Biden leaves Hyde Amendment out of budget
President Biden’s sprawling $6 trillion budget unveiled Friday does not include the controversial Hyde Amendment, delivering on a campaign promise to try to scrap the ban on federal funding for abortions.
The decision not to include the Hyde Amendment comes after criticism of Biden on the campaign trail pushed him to backtrack his previous support for the prohibition of federal dollars funding the procedure.
“If I believe health care is a right, as I do, I can no longer support an amendment that makes that right dependent on someone’s ZIP code,” Biden said in 2019 after coming under fire from other presidential contenders.
“I can’t justify leaving millions of women without the access to care they need, and the ability to exercise their constitutionally protected right,” he said.
Biden has come under further pressure to back abortion rights as the Supreme Court hears a dispute over a Mississippi law that bans virtually all abortions after 15 weeks of pregnancy, a case that could diminish Roe v. Wade, the 1973 ruling that first legalized abortion at a federal level.
Abortion rights advocates hailed the Hyde Amendment’s absence from the White House’s budget as a victory, saying the prohibition prevents low-income women from accessing the procedure.

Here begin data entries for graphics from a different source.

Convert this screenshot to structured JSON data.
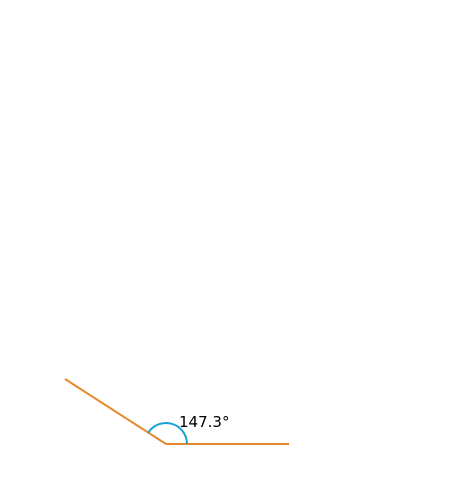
{
  "angle_label": "147.3°"
}
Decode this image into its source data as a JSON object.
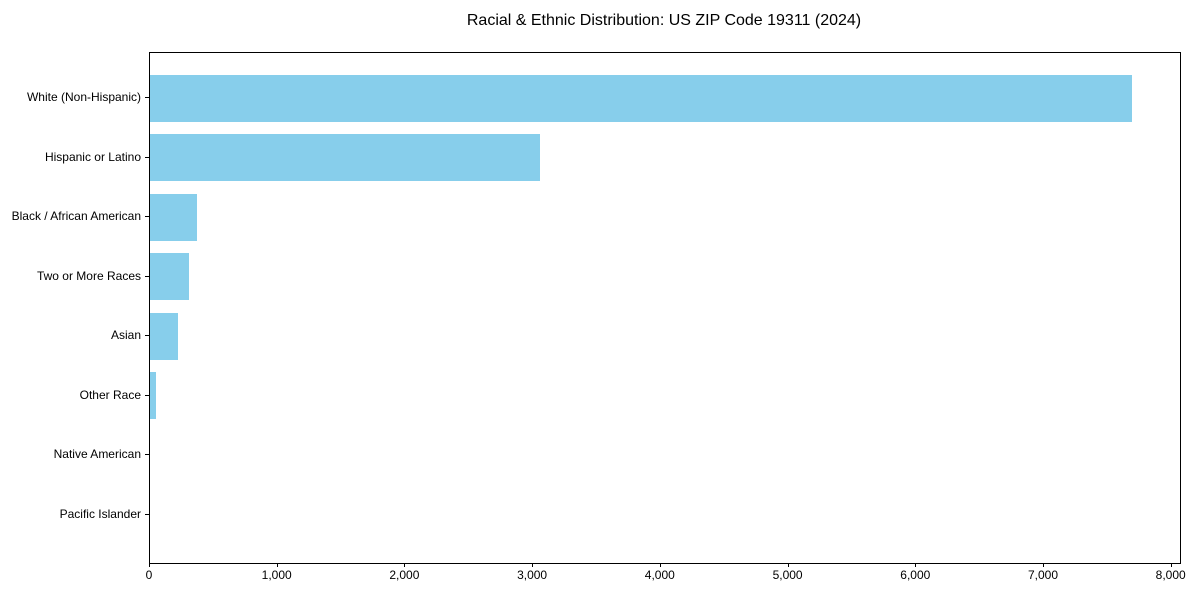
{
  "chart_data": {
    "type": "bar",
    "orientation": "horizontal",
    "title": "Racial & Ethnic Distribution: US ZIP Code 19311 (2024)",
    "categories": [
      "White (Non-Hispanic)",
      "Hispanic or Latino",
      "Black / African American",
      "Two or More Races",
      "Asian",
      "Other Race",
      "Native American",
      "Pacific Islander"
    ],
    "values": [
      7690,
      3052,
      368,
      308,
      218,
      48,
      0,
      0
    ],
    "xlabel": "",
    "ylabel": "",
    "xlim": [
      0,
      8065
    ],
    "xticks": [
      0,
      1000,
      2000,
      3000,
      4000,
      5000,
      6000,
      7000,
      8000
    ],
    "xtick_labels": [
      "0",
      "1,000",
      "2,000",
      "3,000",
      "4,000",
      "5,000",
      "6,000",
      "7,000",
      "8,000"
    ],
    "grid": false,
    "legend": "none",
    "bar_color": "#87CEEB",
    "axis_color": "#000000",
    "background_color": "#ffffff"
  }
}
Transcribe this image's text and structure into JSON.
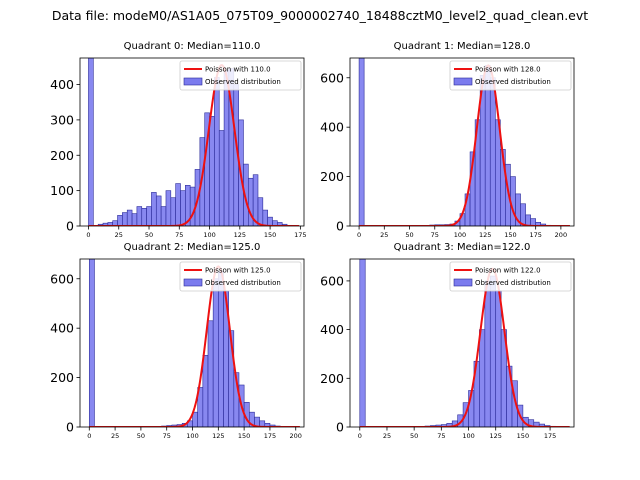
{
  "figure": {
    "suptitle": "Data file: modeM0/AS1A05_075T09_9000002740_18488cztM0_level2_quad_clean.evt"
  },
  "colors": {
    "bar_fill": "#7b7bee",
    "bar_edge": "#2b2b99",
    "curve": "#ee1111"
  },
  "legend": {
    "observed_label": "Observed distribution"
  },
  "chart_data": [
    {
      "type": "bar",
      "title": "Quadrant 0: Median=110.0",
      "poisson_label": "Poisson with 110.0",
      "poisson_mean": 110.0,
      "poisson_peak": 455,
      "bin_width": 4,
      "xlim": [
        -7,
        178
      ],
      "ylim": [
        0,
        475
      ],
      "xticks": [
        0,
        25,
        50,
        75,
        100,
        125,
        150,
        175
      ],
      "yticks": [
        0,
        100,
        200,
        300,
        400
      ],
      "bins": [
        [
          0,
          475
        ],
        [
          4,
          0
        ],
        [
          8,
          5
        ],
        [
          12,
          8
        ],
        [
          16,
          10
        ],
        [
          20,
          15
        ],
        [
          24,
          30
        ],
        [
          28,
          38
        ],
        [
          32,
          45
        ],
        [
          36,
          35
        ],
        [
          40,
          55
        ],
        [
          44,
          50
        ],
        [
          48,
          55
        ],
        [
          52,
          95
        ],
        [
          56,
          85
        ],
        [
          60,
          55
        ],
        [
          64,
          100
        ],
        [
          68,
          80
        ],
        [
          72,
          120
        ],
        [
          76,
          100
        ],
        [
          80,
          115
        ],
        [
          84,
          110
        ],
        [
          88,
          160
        ],
        [
          92,
          250
        ],
        [
          96,
          320
        ],
        [
          100,
          310
        ],
        [
          104,
          420
        ],
        [
          108,
          270
        ],
        [
          112,
          440
        ],
        [
          116,
          445
        ],
        [
          120,
          400
        ],
        [
          124,
          300
        ],
        [
          128,
          175
        ],
        [
          132,
          135
        ],
        [
          136,
          145
        ],
        [
          140,
          80
        ],
        [
          144,
          45
        ],
        [
          148,
          25
        ],
        [
          152,
          15
        ],
        [
          156,
          10
        ],
        [
          160,
          5
        ],
        [
          164,
          2
        ]
      ]
    },
    {
      "type": "bar",
      "title": "Quadrant 1: Median=128.0",
      "poisson_label": "Poisson with 128.0",
      "poisson_mean": 128.0,
      "poisson_peak": 650,
      "bin_width": 5,
      "xlim": [
        -9,
        213
      ],
      "ylim": [
        0,
        680
      ],
      "xticks": [
        0,
        25,
        50,
        75,
        100,
        125,
        150,
        175,
        200
      ],
      "yticks": [
        0,
        200,
        400,
        600
      ],
      "bins": [
        [
          0,
          680
        ],
        [
          65,
          2
        ],
        [
          70,
          4
        ],
        [
          75,
          5
        ],
        [
          80,
          5
        ],
        [
          85,
          6
        ],
        [
          90,
          8
        ],
        [
          95,
          20
        ],
        [
          100,
          50
        ],
        [
          105,
          130
        ],
        [
          110,
          300
        ],
        [
          115,
          430
        ],
        [
          120,
          610
        ],
        [
          125,
          650
        ],
        [
          130,
          600
        ],
        [
          135,
          430
        ],
        [
          140,
          310
        ],
        [
          145,
          250
        ],
        [
          150,
          200
        ],
        [
          155,
          130
        ],
        [
          160,
          90
        ],
        [
          165,
          45
        ],
        [
          170,
          30
        ],
        [
          175,
          15
        ],
        [
          180,
          8
        ],
        [
          185,
          3
        ],
        [
          190,
          1
        ]
      ]
    },
    {
      "type": "bar",
      "title": "Quadrant 2: Median=125.0",
      "poisson_label": "Poisson with 125.0",
      "poisson_mean": 125.0,
      "poisson_peak": 650,
      "bin_width": 5,
      "xlim": [
        -9,
        208
      ],
      "ylim": [
        0,
        680
      ],
      "xticks": [
        0,
        25,
        50,
        75,
        100,
        125,
        150,
        175,
        200
      ],
      "yticks": [
        0,
        200,
        400,
        600
      ],
      "bins": [
        [
          0,
          680
        ],
        [
          70,
          4
        ],
        [
          75,
          6
        ],
        [
          80,
          8
        ],
        [
          85,
          10
        ],
        [
          90,
          15
        ],
        [
          95,
          25
        ],
        [
          100,
          60
        ],
        [
          105,
          160
        ],
        [
          110,
          290
        ],
        [
          115,
          430
        ],
        [
          120,
          600
        ],
        [
          125,
          630
        ],
        [
          130,
          550
        ],
        [
          135,
          390
        ],
        [
          140,
          220
        ],
        [
          145,
          170
        ],
        [
          150,
          100
        ],
        [
          155,
          60
        ],
        [
          160,
          40
        ],
        [
          165,
          25
        ],
        [
          170,
          15
        ],
        [
          175,
          8
        ],
        [
          180,
          4
        ],
        [
          185,
          2
        ],
        [
          190,
          1
        ]
      ]
    },
    {
      "type": "bar",
      "title": "Quadrant 3: Median=122.0",
      "poisson_label": "Poisson with 122.0",
      "poisson_mean": 122.0,
      "poisson_peak": 650,
      "bin_width": 5,
      "xlim": [
        -9,
        197
      ],
      "ylim": [
        0,
        690
      ],
      "xticks": [
        0,
        25,
        50,
        75,
        100,
        125,
        150,
        175
      ],
      "yticks": [
        0,
        200,
        400,
        600
      ],
      "bins": [
        [
          0,
          690
        ],
        [
          60,
          4
        ],
        [
          65,
          6
        ],
        [
          70,
          8
        ],
        [
          75,
          10
        ],
        [
          80,
          15
        ],
        [
          85,
          25
        ],
        [
          90,
          50
        ],
        [
          95,
          100
        ],
        [
          100,
          150
        ],
        [
          105,
          270
        ],
        [
          110,
          400
        ],
        [
          115,
          600
        ],
        [
          120,
          620
        ],
        [
          125,
          560
        ],
        [
          130,
          400
        ],
        [
          135,
          250
        ],
        [
          140,
          190
        ],
        [
          145,
          90
        ],
        [
          150,
          40
        ],
        [
          155,
          30
        ],
        [
          160,
          20
        ],
        [
          165,
          12
        ],
        [
          170,
          6
        ],
        [
          175,
          3
        ],
        [
          180,
          1
        ]
      ]
    }
  ]
}
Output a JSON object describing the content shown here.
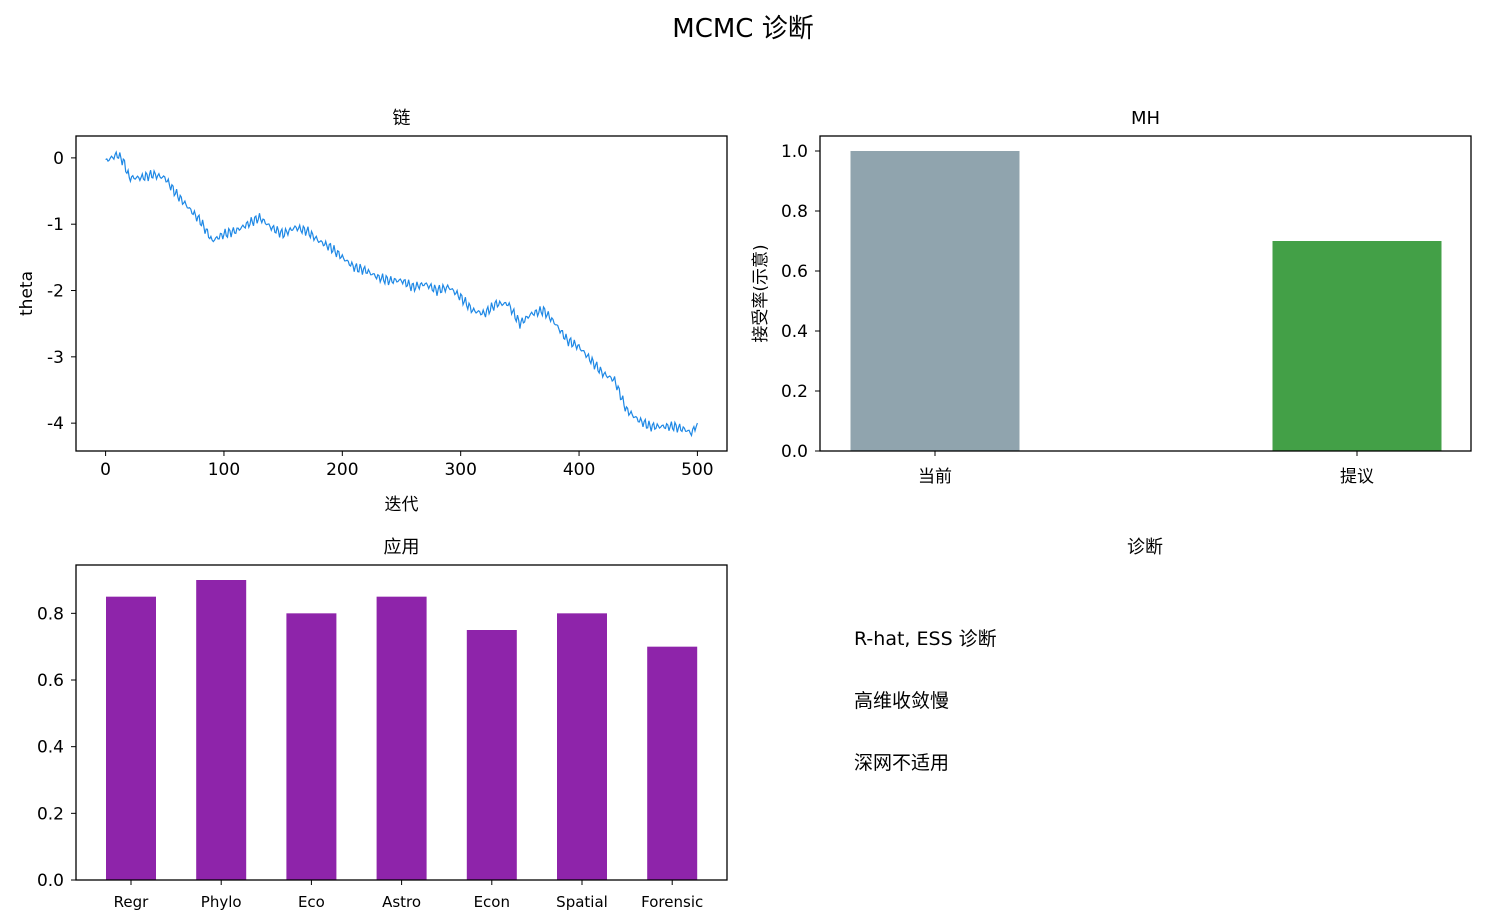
{
  "suptitle": "MCMC 诊断",
  "chart_data": [
    {
      "type": "line",
      "title": "链",
      "xlabel": "迭代",
      "ylabel": "theta",
      "xlim": [
        -25,
        525
      ],
      "ylim": [
        -4.42,
        0.33
      ],
      "xticks": [
        0,
        100,
        200,
        300,
        400,
        500
      ],
      "yticks": [
        0,
        -1,
        -2,
        -3,
        -4
      ],
      "color": "#1e88e5",
      "series": [
        {
          "x": [
            0,
            10,
            15,
            20,
            30,
            40,
            50,
            60,
            70,
            80,
            90,
            100,
            110,
            120,
            130,
            140,
            150,
            160,
            170,
            180,
            190,
            200,
            210,
            220,
            230,
            240,
            250,
            260,
            270,
            280,
            290,
            300,
            310,
            320,
            330,
            340,
            350,
            360,
            370,
            380,
            390,
            400,
            410,
            420,
            430,
            440,
            450,
            460,
            470,
            480,
            490,
            495,
            500
          ],
          "y": [
            -0.05,
            0.05,
            -0.05,
            -0.3,
            -0.3,
            -0.25,
            -0.3,
            -0.55,
            -0.75,
            -0.95,
            -1.25,
            -1.15,
            -1.1,
            -1.0,
            -0.9,
            -1.05,
            -1.15,
            -1.05,
            -1.1,
            -1.25,
            -1.35,
            -1.5,
            -1.65,
            -1.7,
            -1.8,
            -1.85,
            -1.85,
            -1.95,
            -1.9,
            -2.0,
            -1.95,
            -2.1,
            -2.3,
            -2.35,
            -2.2,
            -2.2,
            -2.5,
            -2.35,
            -2.3,
            -2.5,
            -2.75,
            -2.85,
            -3.05,
            -3.25,
            -3.35,
            -3.8,
            -3.95,
            -4.05,
            -4.05,
            -4.05,
            -4.1,
            -4.15,
            -4.0
          ]
        }
      ]
    },
    {
      "type": "bar",
      "title": "MH",
      "ylabel": "接受率(示意)",
      "categories": [
        "当前",
        "提议"
      ],
      "values": [
        1.0,
        0.7
      ],
      "colors": [
        "#90a4ae",
        "#43a047"
      ],
      "ylim": [
        0,
        1.05
      ],
      "yticks": [
        "0.0",
        "0.2",
        "0.4",
        "0.6",
        "0.8",
        "1.0"
      ]
    },
    {
      "type": "bar",
      "title": "应用",
      "categories": [
        "Regr",
        "Phylo",
        "Eco",
        "Astro",
        "Econ",
        "Spatial",
        "Forensic"
      ],
      "values": [
        0.85,
        0.9,
        0.8,
        0.85,
        0.75,
        0.8,
        0.7
      ],
      "color": "#8e24aa",
      "ylim": [
        0,
        0.945
      ],
      "yticks": [
        "0.0",
        "0.2",
        "0.4",
        "0.6",
        "0.8"
      ]
    }
  ],
  "diag": {
    "title": "诊断",
    "lines": [
      "R-hat, ESS 诊断",
      "高维收敛慢",
      "深网不适用"
    ]
  }
}
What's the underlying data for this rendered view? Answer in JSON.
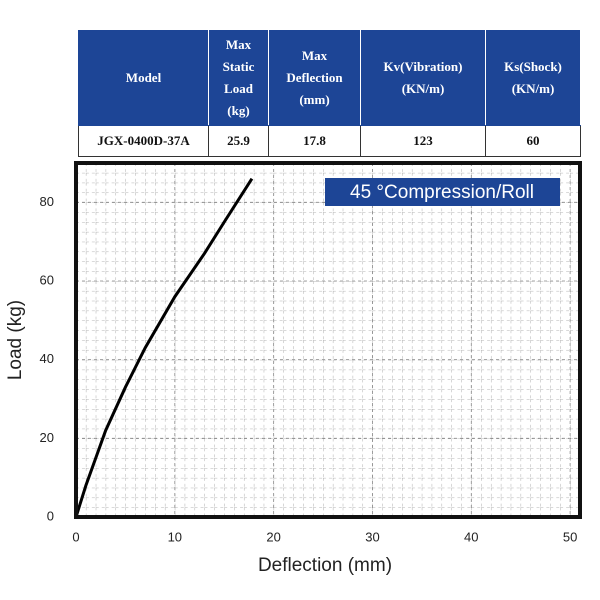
{
  "table": {
    "headers": [
      "Model",
      "Max Static Load (kg)",
      "Max Deflection (mm)",
      "Kv(Vibration) (KN/m)",
      "Ks(Shock) (KN/m)"
    ],
    "rows": [
      [
        "JGX-0400D-37A",
        25.9,
        17.8,
        123,
        60
      ]
    ]
  },
  "chart_data": {
    "type": "line",
    "annotation": "45 °Compression/Roll",
    "xlabel": "Deflection (mm)",
    "ylabel": "Load (kg)",
    "x": [
      0,
      1,
      2,
      3,
      5,
      7,
      10,
      13,
      15,
      17.8
    ],
    "series": [
      {
        "color": "#000000",
        "values": [
          0,
          8,
          15,
          22,
          33,
          43,
          56,
          67,
          75,
          86
        ]
      }
    ],
    "xlim": [
      0,
      51
    ],
    "ylim": [
      0,
      90
    ],
    "xticks": [
      0,
      10,
      20,
      30,
      40,
      50
    ],
    "yticks": [
      0,
      20,
      40,
      60,
      80
    ],
    "grid": true
  }
}
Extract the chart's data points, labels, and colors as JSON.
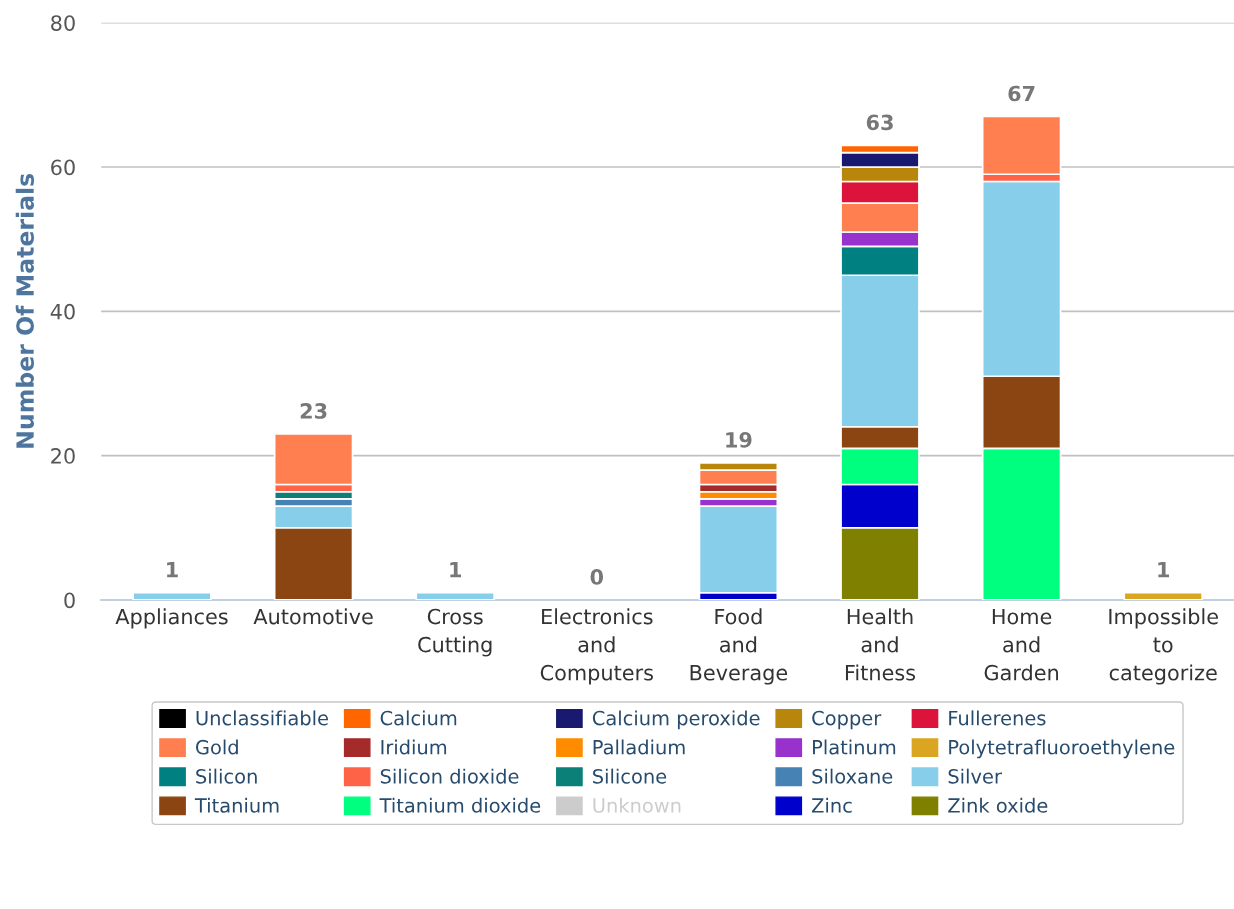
{
  "chart_data": {
    "type": "bar",
    "stacked": true,
    "ylabel": "Number Of Materials",
    "categories": [
      "Appliances",
      "Automotive",
      "Cross\nCutting",
      "Electronics\nand\nComputers",
      "Food\nand\nBeverage",
      "Health\nand\nFitness",
      "Home\nand\nGarden",
      "Impossible\nto\ncategorize"
    ],
    "ylim": [
      0,
      80
    ],
    "yticks": [
      0,
      20,
      40,
      60,
      80
    ],
    "grid": "y",
    "legend": "bottom",
    "totals": [
      "1",
      "23",
      "1",
      "0",
      "19",
      "63",
      "67",
      "1"
    ],
    "series": [
      {
        "name": "Zink oxide",
        "color": "#808000",
        "values": [
          null,
          null,
          null,
          null,
          null,
          10,
          null,
          null
        ]
      },
      {
        "name": "Zinc",
        "color": "#0000cd",
        "values": [
          null,
          null,
          null,
          null,
          1,
          6,
          null,
          null
        ]
      },
      {
        "name": "Unknown",
        "color": "#cccccc",
        "values": [
          null,
          null,
          null,
          null,
          null,
          null,
          null,
          null
        ]
      },
      {
        "name": "Titanium dioxide",
        "color": "#00ff7f",
        "values": [
          null,
          null,
          null,
          null,
          null,
          5,
          21,
          null
        ]
      },
      {
        "name": "Titanium",
        "color": "#8b4513",
        "values": [
          null,
          10,
          null,
          null,
          null,
          3,
          10,
          null
        ]
      },
      {
        "name": "Silver",
        "color": "#87ceeb",
        "values": [
          1,
          3,
          1,
          null,
          12,
          21,
          27,
          null
        ]
      },
      {
        "name": "Siloxane",
        "color": "#4682b4",
        "values": [
          null,
          1,
          null,
          null,
          null,
          null,
          null,
          null
        ]
      },
      {
        "name": "Silicone",
        "color": "#0a8078",
        "values": [
          null,
          1,
          null,
          null,
          null,
          null,
          null,
          null
        ]
      },
      {
        "name": "Silicon dioxide",
        "color": "#ff6347",
        "values": [
          null,
          1,
          null,
          null,
          null,
          null,
          1,
          null
        ]
      },
      {
        "name": "Silicon",
        "color": "#008080",
        "values": [
          null,
          null,
          null,
          null,
          null,
          4,
          null,
          null
        ]
      },
      {
        "name": "Polytetrafluoroethylene",
        "color": "#daa520",
        "values": [
          null,
          null,
          null,
          null,
          null,
          null,
          null,
          1
        ]
      },
      {
        "name": "Platinum",
        "color": "#9932cc",
        "values": [
          null,
          null,
          null,
          null,
          1,
          2,
          null,
          null
        ]
      },
      {
        "name": "Palladium",
        "color": "#ff8c00",
        "values": [
          null,
          null,
          null,
          null,
          1,
          null,
          null,
          null
        ]
      },
      {
        "name": "Iridium",
        "color": "#a52a2a",
        "values": [
          null,
          null,
          null,
          null,
          1,
          null,
          null,
          null
        ]
      },
      {
        "name": "Gold",
        "color": "#ff7f50",
        "values": [
          null,
          7,
          null,
          null,
          2,
          4,
          8,
          null
        ]
      },
      {
        "name": "Fullerenes",
        "color": "#dc143c",
        "values": [
          null,
          null,
          null,
          null,
          null,
          3,
          null,
          null
        ]
      },
      {
        "name": "Copper",
        "color": "#b8860b",
        "values": [
          null,
          null,
          null,
          null,
          1,
          2,
          null,
          null
        ]
      },
      {
        "name": "Calcium peroxide",
        "color": "#191970",
        "values": [
          null,
          null,
          null,
          null,
          null,
          2,
          null,
          null
        ]
      },
      {
        "name": "Calcium",
        "color": "#ff6600",
        "values": [
          null,
          null,
          null,
          null,
          null,
          1,
          null,
          null
        ]
      },
      {
        "name": "Unclassifiable",
        "color": "#000000",
        "values": [
          null,
          null,
          null,
          null,
          null,
          null,
          null,
          null
        ]
      }
    ]
  }
}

“Today’s budget marks a historic step toward finally ending the coverage bans that have pushed abortion care out of reach and perpetuated inequality for decades,” said Georgeanne Usova, senior legislative counsel at the American Civil Liberties Union. “With abortion access under unprecedented attack around the country, lifting discriminatory barriers to care is a matter of racial and economic justice that cannot wait. No one should be denied abortion care because of where they live, how much money they have, or how they get insurance.”
Opponents of abortion access, meanwhile, condemned the budget.
“Once a supporter of policies that protect the lives of the unborn and their mothers, President Biden today caters to the most extreme voices within his party. The majority of Americans remain opposed to taxpayer-funded abortion. We urge our congressional allies to be fearless in fighting to preserve the common-ground Hyde principle and to reject any budget that omits vital pro-life protections,” the Susan B. Anthony List said in a statement.
A budget that does not contain the Hyde Amendment is unlikely to ultimately pass in Congress given Republicans’ broad support for the ban as well as similar views from some Democrats.